Markus Amalthea Magnuson
Markus Amalthea Magnuson

Reputation: 8741

For those of you running into this with Django tests, it can be caused by passing the --parallel flag to the test command. This is due to multiprocessing, as pointed out in previous replies. Try removing that flag to see if it solves the problem, it did for me.

Upvotes: 1

teewuane
teewuane

Reputation: 5734

I ran into this when I left import pdb and a pdb.set_trace() in my production code. When the pdb.set_trace() line was executed, python was waiting for my input to tell it to continue or step into, etc... Because the python code was being called by a web server I wasn't there to press c to continue. After so long (not sure how long) it finally raised the BdbQuit exception.

I didn't have anything setup to catch that exception so it raised a 500 in my web server.

It took me a while to understand that my debug code running in an a daemon/background was causing the issue. I felt silly.

Upvotes: 31

Ishan Srivastava
Ishan Srivastava

Reputation: 1189

Apart from Eirik Fuller answer I would like to add that you can't be using pdb in something thats running in a different process. For debugging you can check this answer: https://stackoverflow.com/a/23654936/7806805 but it seems very hackish or you can make your program run in a single thread. Consult the documentation: https://docs.python.org/3/library/concurrent.futures.html. For multiprocessing issues you might even want to go through https://www.reddit.com/r/learnpython/comments/46x9sm/why_is_pdbset_trace_crashing_whenever_it_is_in_an/

Anyways your question lacks much needed context. Please add on to your question.

Upvotes: 7

Eirik Fuller
Eirik Fuller

Reputation: 1514

If you continue from the (pdb) prompt and allow your code to finish normally, I wouldn't expect output like the traceback you indicated, but if you quit pdb, with the quit command or ^D (EOF), a traceback like that occurs because there is nothing to catch the BdbQuit exception raised when the debugger quits.

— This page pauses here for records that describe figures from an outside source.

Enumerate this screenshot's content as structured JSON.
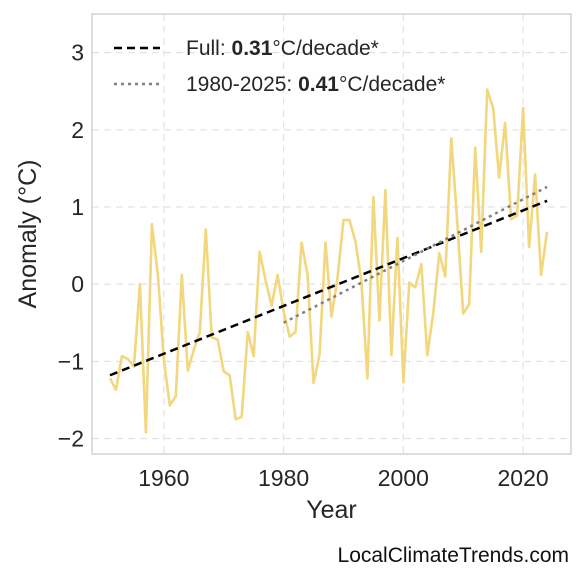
{
  "chart_data": {
    "type": "line",
    "xlabel": "Year",
    "ylabel": "Anomaly (°C)",
    "xlim": [
      1948,
      2028
    ],
    "ylim": [
      -2.2,
      3.5
    ],
    "xticks": [
      1960,
      1980,
      2000,
      2020
    ],
    "yticks": [
      -2,
      -1,
      0,
      1,
      2,
      3
    ],
    "ytick_labels": [
      "−2",
      "−1",
      "0",
      "1",
      "2",
      "3"
    ],
    "grid": true,
    "legend_position": "top-left",
    "series": [
      {
        "color": "#f2d77e",
        "x": [
          1951,
          1952,
          1953,
          1954,
          1955,
          1956,
          1957,
          1958,
          1959,
          1960,
          1961,
          1962,
          1963,
          1964,
          1965,
          1966,
          1967,
          1968,
          1969,
          1970,
          1971,
          1972,
          1973,
          1974,
          1975,
          1976,
          1977,
          1978,
          1979,
          1980,
          1981,
          1982,
          1983,
          1984,
          1985,
          1986,
          1987,
          1988,
          1989,
          1990,
          1991,
          1992,
          1993,
          1994,
          1995,
          1996,
          1997,
          1998,
          1999,
          2000,
          2001,
          2002,
          2003,
          2004,
          2005,
          2006,
          2007,
          2008,
          2009,
          2010,
          2011,
          2012,
          2013,
          2014,
          2015,
          2016,
          2017,
          2018,
          2019,
          2020,
          2021,
          2022,
          2023,
          2024
        ],
        "y": [
          -1.22,
          -1.37,
          -0.93,
          -0.97,
          -1.07,
          0.0,
          -1.92,
          0.78,
          0.12,
          -0.97,
          -1.57,
          -1.45,
          0.12,
          -1.12,
          -0.85,
          -0.62,
          0.71,
          -0.69,
          -0.72,
          -1.13,
          -1.18,
          -1.75,
          -1.72,
          -0.62,
          -0.93,
          0.42,
          0.05,
          -0.28,
          0.12,
          -0.35,
          -0.68,
          -0.62,
          0.54,
          0.12,
          -1.28,
          -0.92,
          0.54,
          -0.42,
          0.08,
          0.83,
          0.83,
          0.55,
          0.04,
          -1.22,
          1.13,
          -0.47,
          1.22,
          -0.92,
          0.6,
          -1.27,
          0.02,
          -0.04,
          0.26,
          -0.92,
          -0.37,
          0.4,
          0.1,
          1.89,
          0.81,
          -0.38,
          -0.26,
          1.77,
          0.42,
          2.52,
          2.28,
          1.38,
          2.09,
          0.84,
          0.89,
          2.28,
          0.48,
          1.42,
          0.12,
          0.68
        ]
      }
    ],
    "trendlines": [
      {
        "label": "Full:",
        "value": "0.31",
        "unit": "°C/decade*",
        "color": "#000000",
        "style": "dashed",
        "x": [
          1951,
          2024
        ],
        "y": [
          -1.18,
          1.08
        ]
      },
      {
        "label": "1980-2025:",
        "value": "0.41",
        "unit": "°C/decade*",
        "color": "#808080",
        "style": "dotted",
        "x": [
          1980,
          2024
        ],
        "y": [
          -0.5,
          1.26
        ]
      }
    ]
  },
  "watermark": "LocalClimateTrends.com"
}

In bdb.py self.quitting gets set to True by the set_quit method (and by finally clauses in the various run methods). Dispatch methods called by trace_dispatch raise BdbQuit when self.quitting is True, and the typical except: clause for BdbQuit is a simple pass statement; pdb inherits all of that from gdb.

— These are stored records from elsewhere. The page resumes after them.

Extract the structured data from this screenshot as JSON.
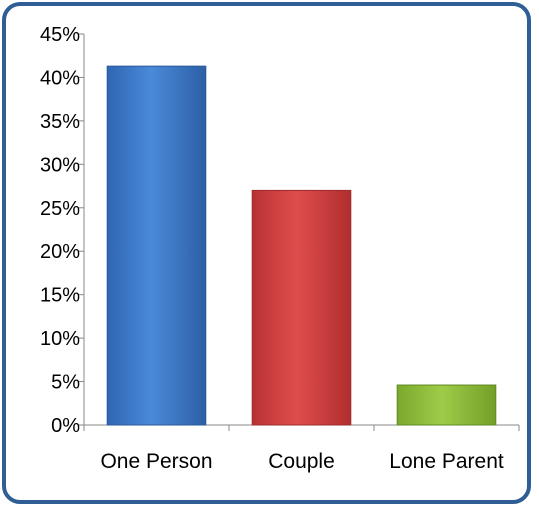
{
  "chart_data": {
    "type": "bar",
    "title": "",
    "xlabel": "",
    "ylabel": "",
    "categories": [
      "One Person",
      "Couple",
      "Lone Parent"
    ],
    "values": [
      41.3,
      27.0,
      4.6
    ],
    "ylim": [
      0,
      45
    ],
    "yticks": [
      0,
      5,
      10,
      15,
      20,
      25,
      30,
      35,
      40,
      45
    ],
    "ytick_format": "%",
    "grid": false,
    "legend": "none",
    "colors": {
      "bars": [
        "#3f7ccf",
        "#d24444",
        "#8fbf3a"
      ],
      "bar_edges": [
        "#2a5a9a",
        "#9e2c2c",
        "#5f8a22"
      ],
      "frame": "#2f5e94",
      "axis": "#888888"
    }
  }
}
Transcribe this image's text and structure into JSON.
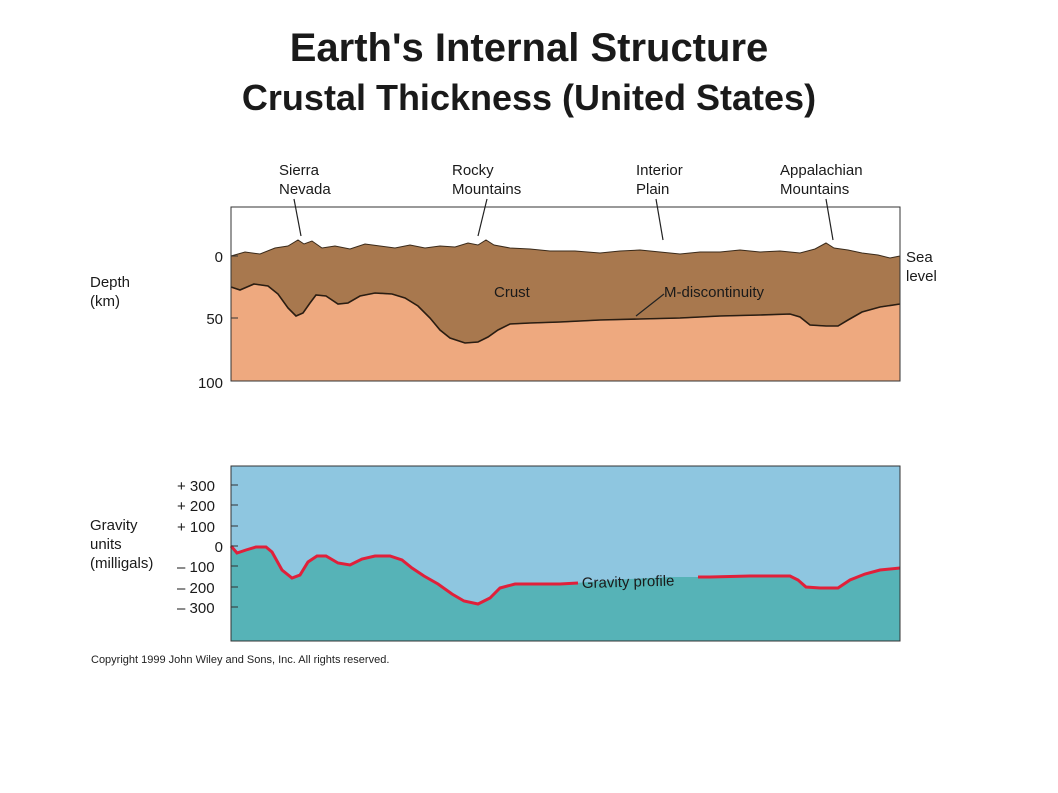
{
  "title": "Earth's Internal Structure",
  "subtitle": "Crustal Thickness (United States)",
  "features": [
    {
      "line1": "Sierra",
      "line2": "Nevada"
    },
    {
      "line1": "Rocky",
      "line2": "Mountains"
    },
    {
      "line1": "Interior",
      "line2": "Plain"
    },
    {
      "line1": "Appalachian",
      "line2": "Mountains"
    }
  ],
  "depth_axis": {
    "label_line1": "Depth",
    "label_line2": "(km)",
    "ticks": [
      "0",
      "50",
      "100"
    ]
  },
  "sea_level": {
    "line1": "Sea",
    "line2": "level"
  },
  "crust_label": "Crust",
  "moho_label": "M-discontinuity",
  "gravity_axis": {
    "label_line1": "Gravity",
    "label_line2": "units",
    "label_line3": "(milligals)",
    "ticks": [
      "+ 300",
      "+ 200",
      "+ 100",
      "0",
      "– 100",
      "– 200",
      "– 300"
    ]
  },
  "gravity_label": "Gravity profile",
  "copyright": "Copyright 1999 John Wiley and Sons, Inc. All rights reserved.",
  "colors": {
    "crust": "#a8784e",
    "mantle": "#eea97f",
    "sky": "#ffffff",
    "gravity_bg": "#8ec6e0",
    "gravity_fill": "#56b3b7",
    "gravity_line": "#e0203a"
  }
}
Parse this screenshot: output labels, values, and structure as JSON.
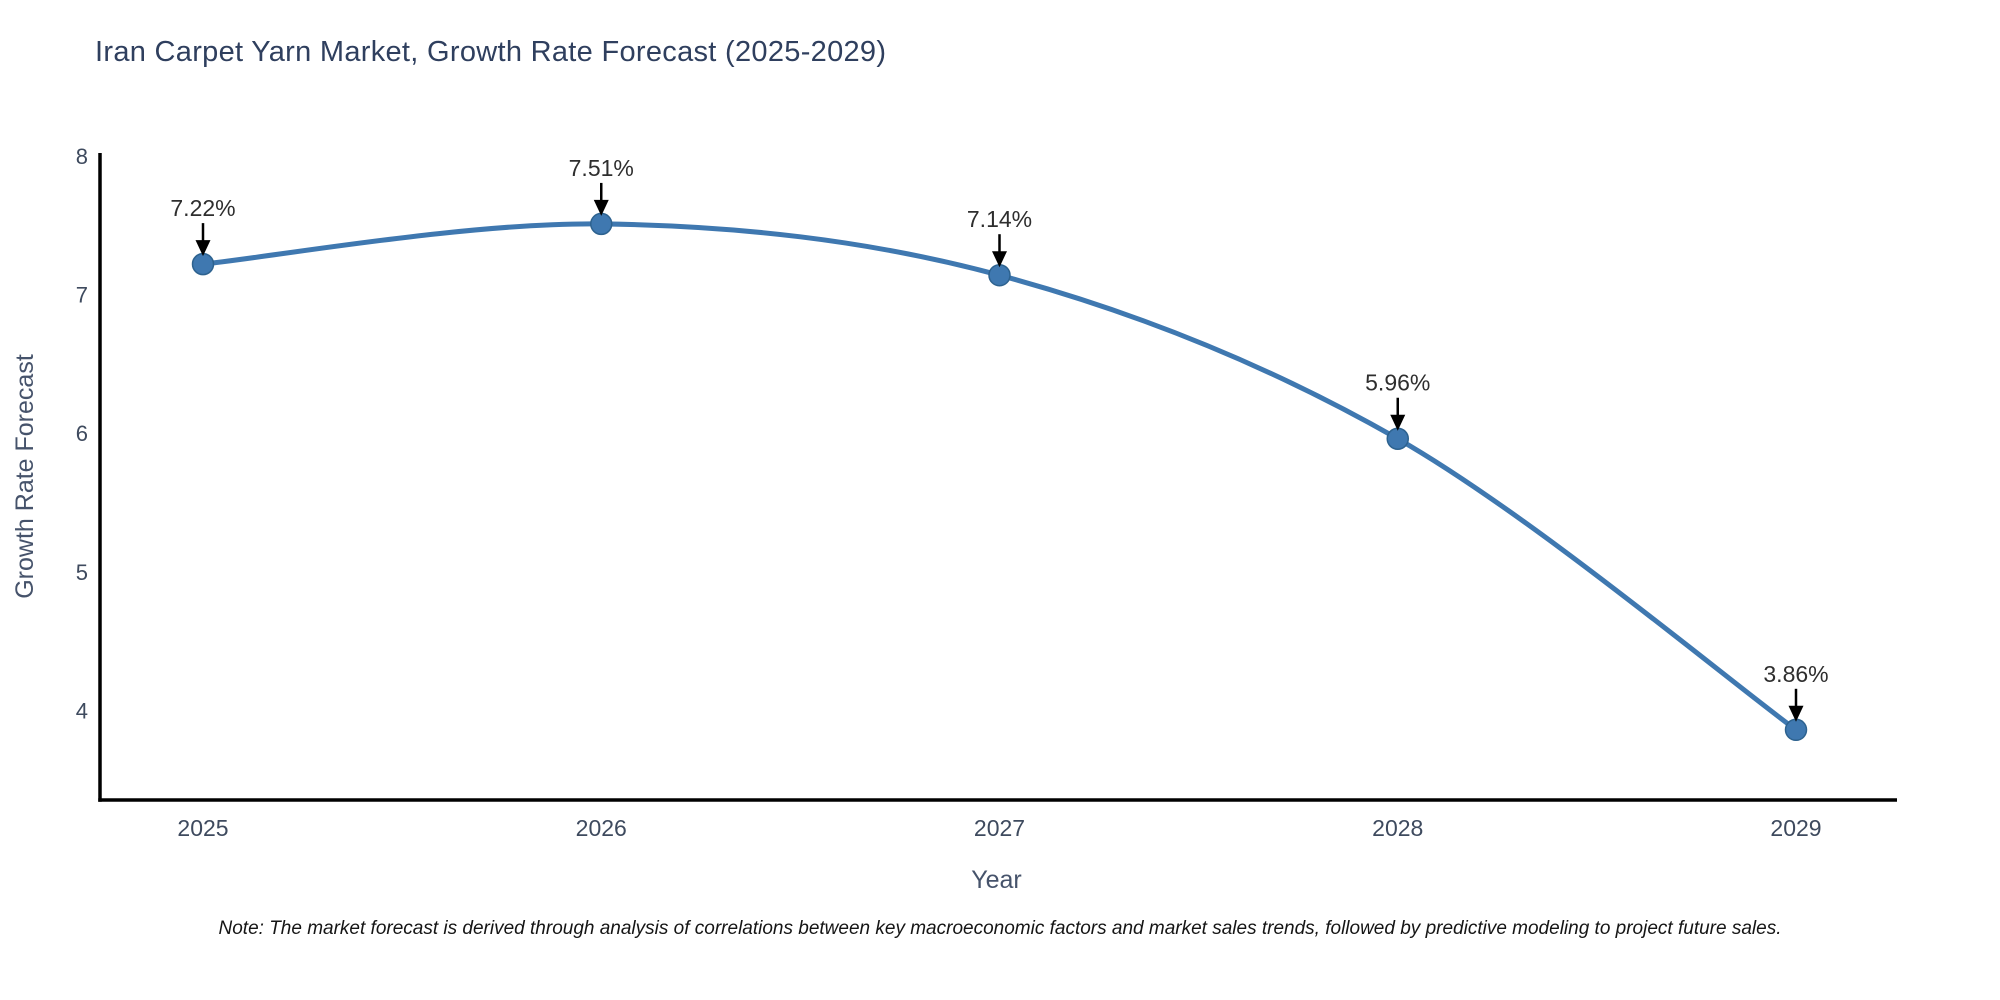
{
  "title": "Iran Carpet Yarn Market, Growth Rate Forecast (2025-2029)",
  "note": "Note: The market forecast is derived through analysis of correlations between key macroeconomic factors and market sales trends, followed by predictive modeling to project future sales.",
  "colors": {
    "line": "#3f78b0",
    "marker_fill": "#3f78b0",
    "marker_edge": "#2d628f",
    "axis": "#000000",
    "tick_label": "#3e4a5e",
    "axis_title": "#46536b",
    "title": "#2f3f5e",
    "annotation_text": "#2e2e2e",
    "annotation_arrow": "#000000"
  },
  "chart_data": {
    "type": "line",
    "line_shape": "spline",
    "x": [
      2025,
      2026,
      2027,
      2028,
      2029
    ],
    "values": [
      7.22,
      7.51,
      7.14,
      5.96,
      3.86
    ],
    "point_labels": [
      "7.22%",
      "7.51%",
      "7.14%",
      "5.96%",
      "3.86%"
    ],
    "title": "Iran Carpet Yarn Market, Growth Rate Forecast (2025-2029)",
    "xlabel": "Year",
    "ylabel": "Growth Rate Forecast",
    "xticks": [
      "2025",
      "2026",
      "2027",
      "2028",
      "2029"
    ],
    "yticks": [
      8,
      7,
      6,
      5,
      4
    ],
    "ylim": [
      3.35,
      8.0
    ],
    "grid": false,
    "legend_position": "none",
    "annotations": "value label with downward arrow above each point"
  }
}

In short, exception handling is used to disable the system trace function used by the debugger, when the debugger interaction finishes early.

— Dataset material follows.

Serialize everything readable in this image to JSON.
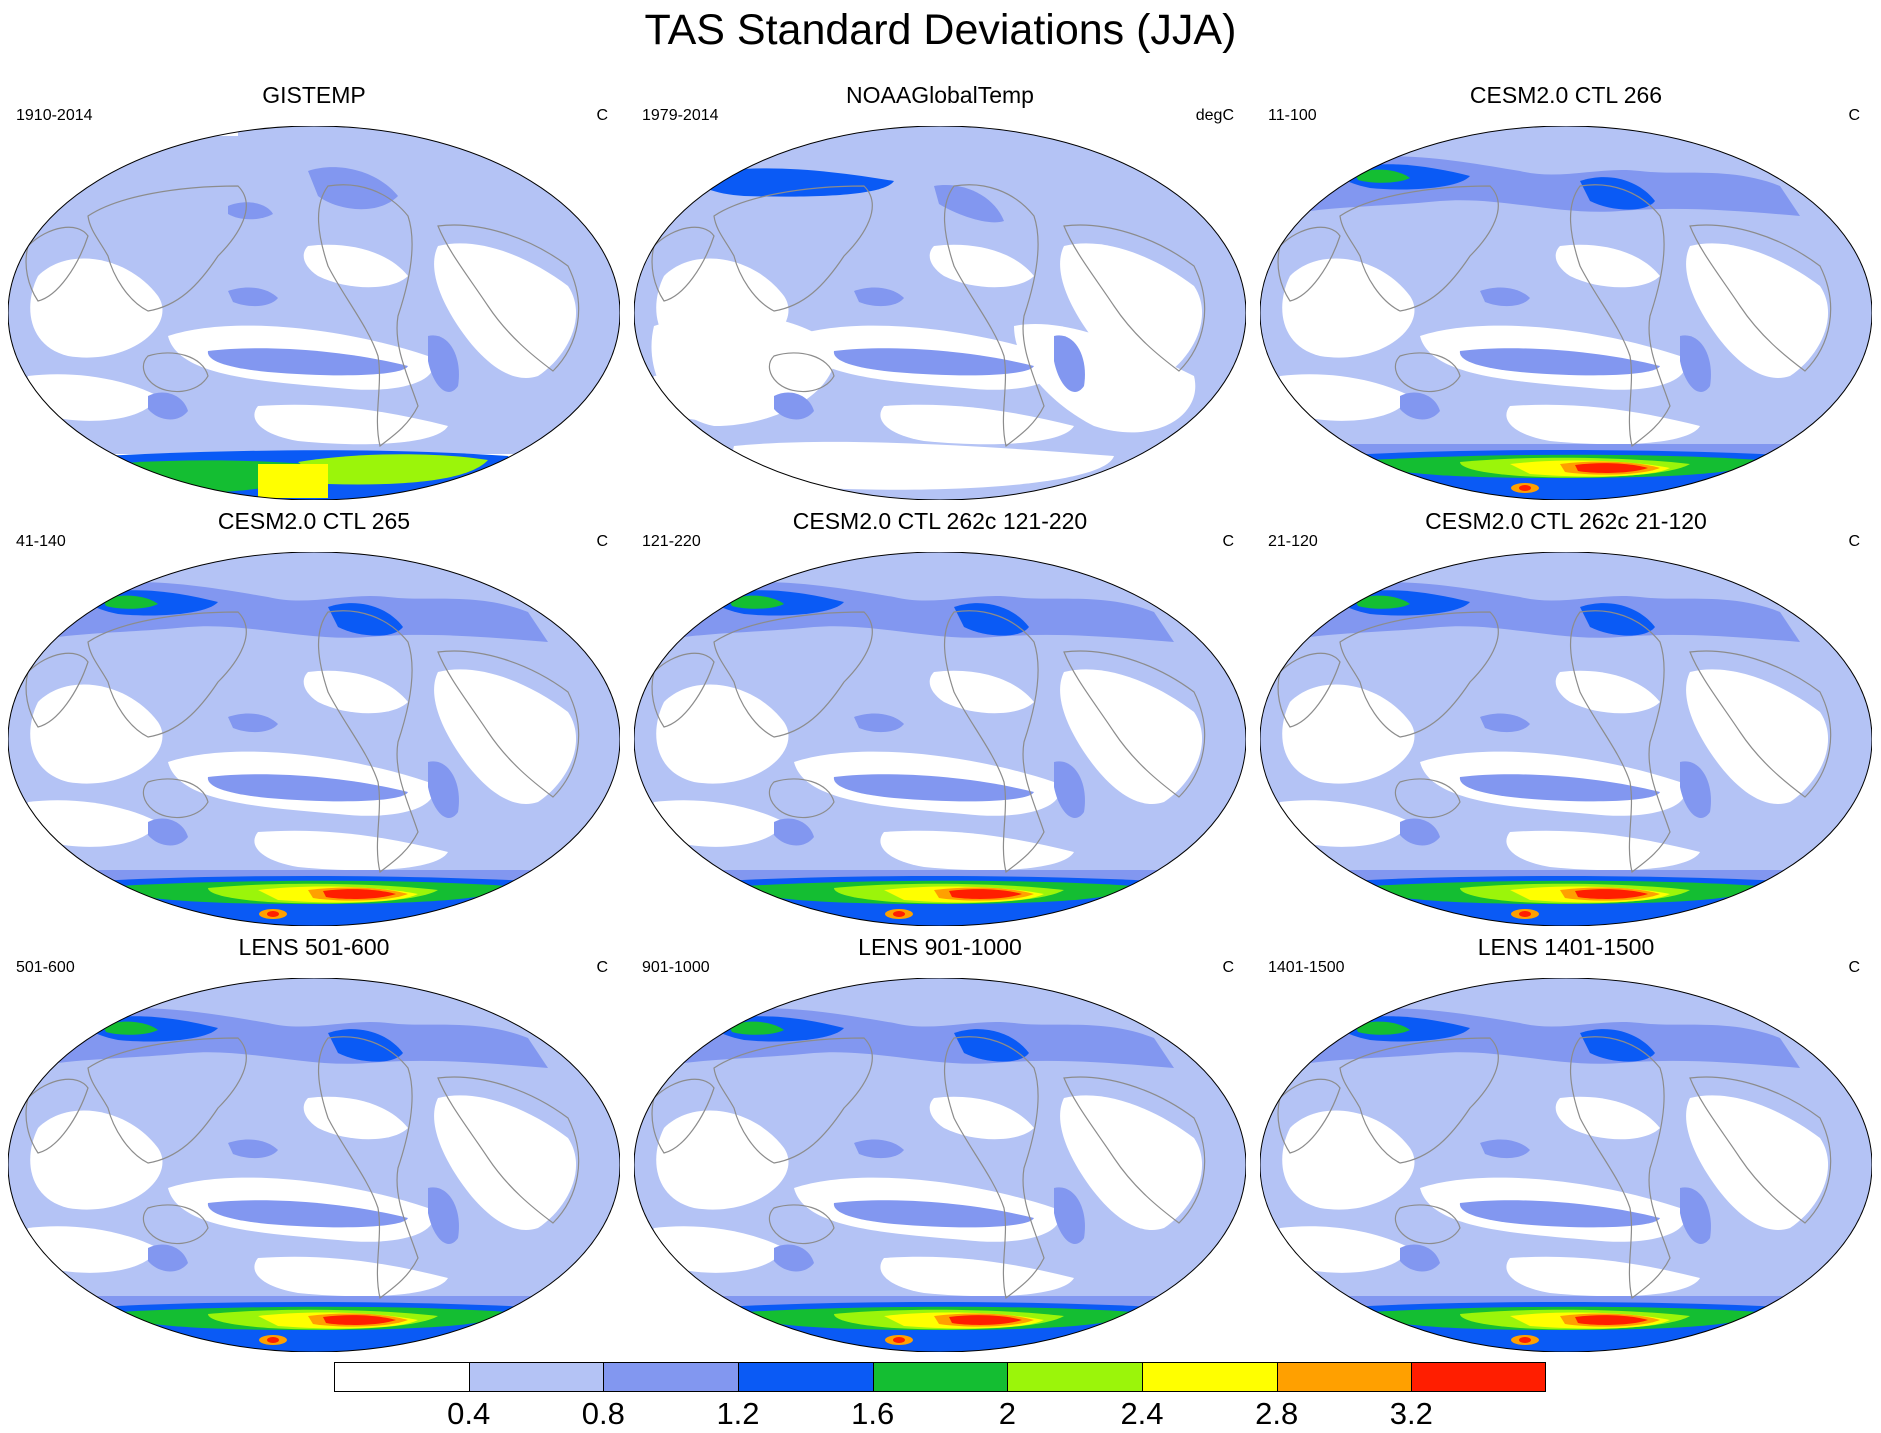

One way to avoid that traceback altogether is to use pdb differently. Rather than calling pdb.set_trace() from your code (and not handling BdbQuit at all), you can invoke your code within pdb (rather than vice versa), at which point the BdbQuit exception will be handled as intended by pdb. That will also allow you to choose breakpoint locations without modifying your code (using pdb's break command). Or you can mix the two approaches; run your code under pdb, pdb.set_trace() calls and all, and those calls will be breakpoints that you can remove only by modifying your code.

You can invoke your code within pdb by using the pdb command with your script invocation as its command line arguments, or with python -m pdb.